Does this mean a church should be a ‘free for all’ and ‘do as you please’ with no one to hold the church accountable? By no means! But that’s a topic for another day. Today is merely an introduction to a very complex and multifaceted problem.
The topic of spiritual abuse has been on my heart for weeks, but how does one go about tackling it? I’m not certain… but I’m about to find out. I want to spend a few blog posts looking at some of the ways that often well-meaning humans misrepresent the heart of God, especially within the context of spiritual abuse either in churches or Christian organizations. Iwill not attack on them—that would serve no purpose whatsoever—but rather looking honestly at the pain, and then hearing what God says in His Word, for the purpose of inner healing. In the process we will explore the impact abuse has on victims because of lies they believe about God and themselves, and find God’s truth to break down the lies.
We will look at what we do know about God, based on stories in the Bible and especially drawing from the life of Christ, and explore the mystery of His heart and His character. Since He is Emmanuel, ‘God among us’, it seems most appropriate to watch God and learn the right way from Him. The best way to become like someone is to study the individual as closely as possible on a personal level. Jesus is ‘God in the flesh’ and therefore the best example and role model.
When we know someone personally and someone else comes along and tells the untruth about them, we are much more likely to take a step back and say, “No… I know that person. That can’t be right.” So to know Jesus, and know Him intimately, equips us to stand against the damage of spiritual abuse. Ultimately, spiritual abuse is rooted in misconceptions about God. If we know God intimately and personally, we have nothing to fear from Him or people around us—“…there is no fear in love…”—but when we don’t know Him we can be tossed about by the control and misrepresentation of men and women who profess Christ, but live out of selfish ambition.
Knowing God is the key to standing against spiritual abuse, manipulation and any form of spiritual control. God placed us here with the freedom—or God-given right—to choose our path, our faith, our allegiance. It is wrong that any human would try to take away what God has given us as a gift, and attempt to control and manipulate the mind through fear. God did not. Why should they?
That does not, however, remove God’s Word as Truth and authority. It doesn’t mean we should disrespect leadership. That is also not biblical.
In this series, as always, but especially here, I welcome feedback, suggestions, questions, thoughts challenges and anything you would like to share. I don’t have all the answers, but God’s Word does, so that is where I will go for answers. My one request is that we speak kindly and respectfully when we disagree, and that we don’t do any personal attacks. This can be a very sensitive topic and stir up a lot of anger in those who feel violated. The anger is not surprising or wrong, but what we do with it is critical. If you have suffered spiritual abuse, please don’t name the individuals responsible—I can’t approve that for my blog. If you need to vent or get something personal off your chest, or if you need prayer, email me at info(insert ‘at symbol’)faithgirlsunleashed.com and I will respond and will pray for you. Alternatively, if you would like contact information for a professional counsellor, I will be happy to do my research and try to connect you with someone in your area. (Canada and USA only) I am a certified life coach, speaker and trainer, not a counsellor.
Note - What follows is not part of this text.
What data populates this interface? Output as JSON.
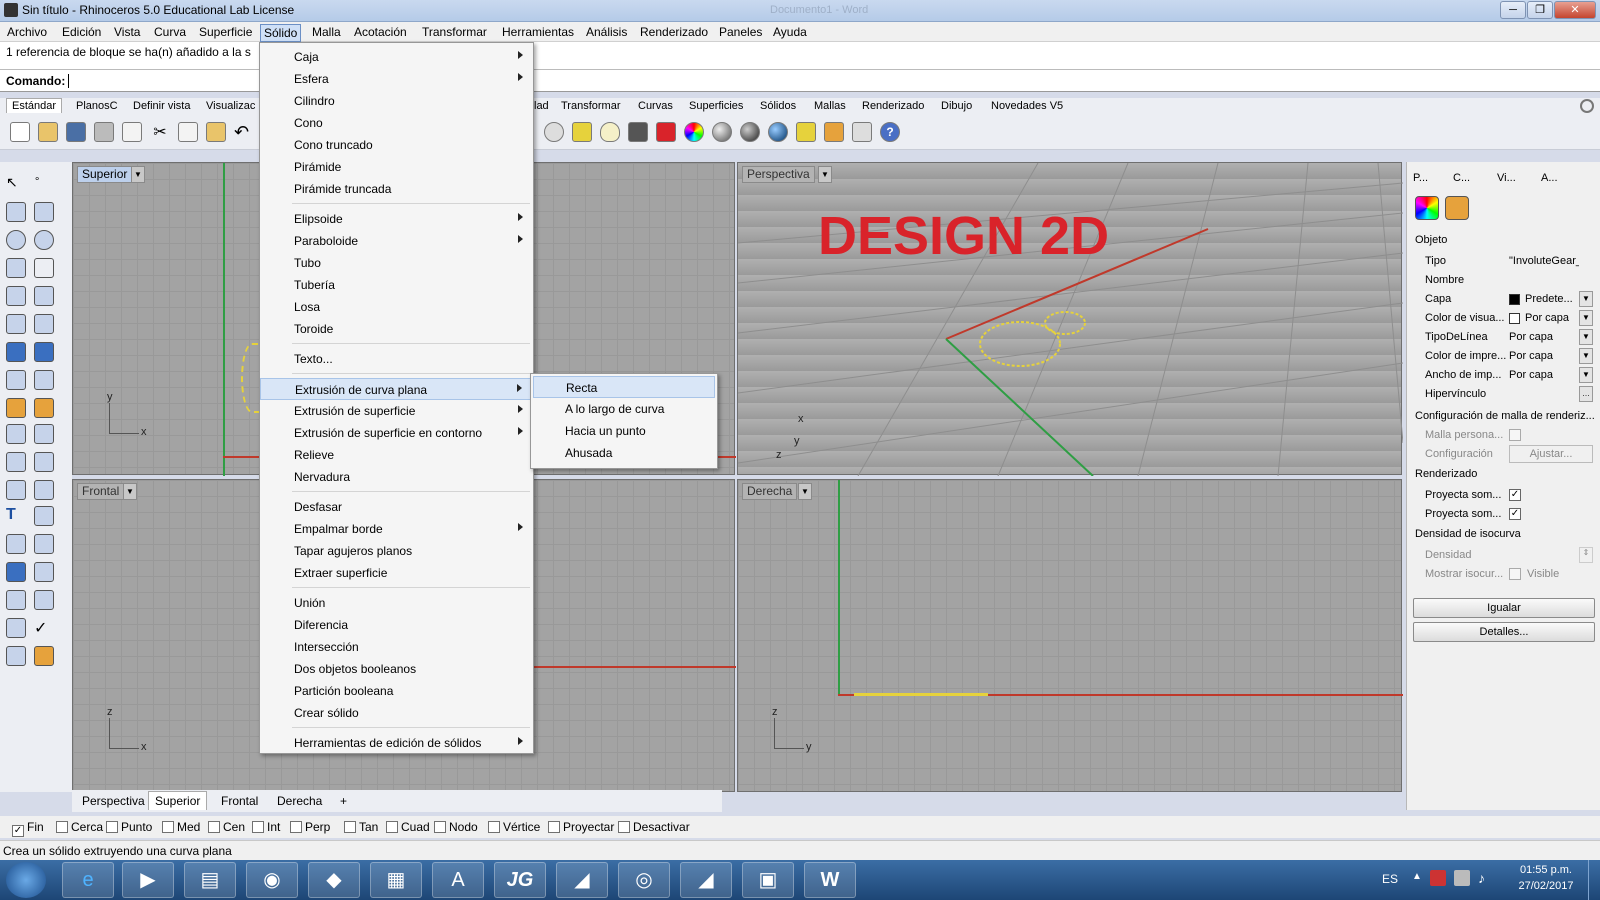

As much as possible, I will post at least once a day—on a good day twice. If you share a story or a question, I may refer to it in my blog but will not share your name, location or any details that would expose you or make you vulnerable. If you do not wish for me to refer to it, please explicitly say so.
I look forward to finding God’s light, in a dark and painful journey. There is hope in every dark experience.